Genuinely-causal ops certify at **exactly 0.0** (structural autograd zeros) — in
fp32 as well as fp64 — so there is no per-model threshold tuning. Validated on
external attention/conv models it never saw: causal MHA and causal conv → 0.0;
an injected off-by-one mask and a batchnorm coupling → flagged.

## Modes

- `certify(fn, x, cuts="all")` — the **certificate** (exhaustive cuts, complete).
- `certify(fn, x, cuts="rand", K=8)` — a cheap **always-on training monitor**;
  a single-pair leak is caught with probability `1 − (1 − 1/(T−1))^K`.
- `batch_check=True` (default when `B>1`) — adds the cross-batch certificate.

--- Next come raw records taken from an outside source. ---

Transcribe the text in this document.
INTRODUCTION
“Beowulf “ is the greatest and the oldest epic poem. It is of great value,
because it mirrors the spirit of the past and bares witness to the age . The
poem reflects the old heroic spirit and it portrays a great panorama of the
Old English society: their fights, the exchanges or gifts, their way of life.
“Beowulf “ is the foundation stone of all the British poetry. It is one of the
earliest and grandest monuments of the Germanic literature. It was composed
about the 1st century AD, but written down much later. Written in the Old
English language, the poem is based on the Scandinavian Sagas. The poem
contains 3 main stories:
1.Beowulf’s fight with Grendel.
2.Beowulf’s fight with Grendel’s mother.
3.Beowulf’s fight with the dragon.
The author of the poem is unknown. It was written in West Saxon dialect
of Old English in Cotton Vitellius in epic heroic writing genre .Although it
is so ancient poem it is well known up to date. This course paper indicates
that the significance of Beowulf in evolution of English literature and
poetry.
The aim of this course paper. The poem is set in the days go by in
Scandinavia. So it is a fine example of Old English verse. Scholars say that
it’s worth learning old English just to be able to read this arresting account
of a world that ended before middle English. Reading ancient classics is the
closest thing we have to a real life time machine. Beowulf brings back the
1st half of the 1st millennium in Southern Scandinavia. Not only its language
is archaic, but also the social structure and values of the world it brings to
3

## Scope & honest attribution

This is a *numeric* certificate on a given architecture/config (generic inputs and
random cotangents), not a symbolic proof; detection is almost-sure, not worst-case
adversarial; it assumes equal input/output sequence length. The **method is not
novel** — it packages known probes: Karpathy's 2019 backprop-from-`t` temporal
check, the per-cut VJP gradient energy of *Effective Context in Neural Speech
Models* (arXiv:2505.22487), and Krokotsch's 2020 batch-independence unit test. The
contribution is the **packaging**: exhaustive-cut completeness + the cross-batch
extension, as a single drop-in certificate for sequence-model CI.

## Install & test

```bash
pip install -e .            # editable install (src layout)
pytest                      # or: python tests/test_external_models.py
```
The generalization test certifies external causal attention / conv at exactly 0.0,
and fires on an injected off-by-one mask and a batch-statistic coupling.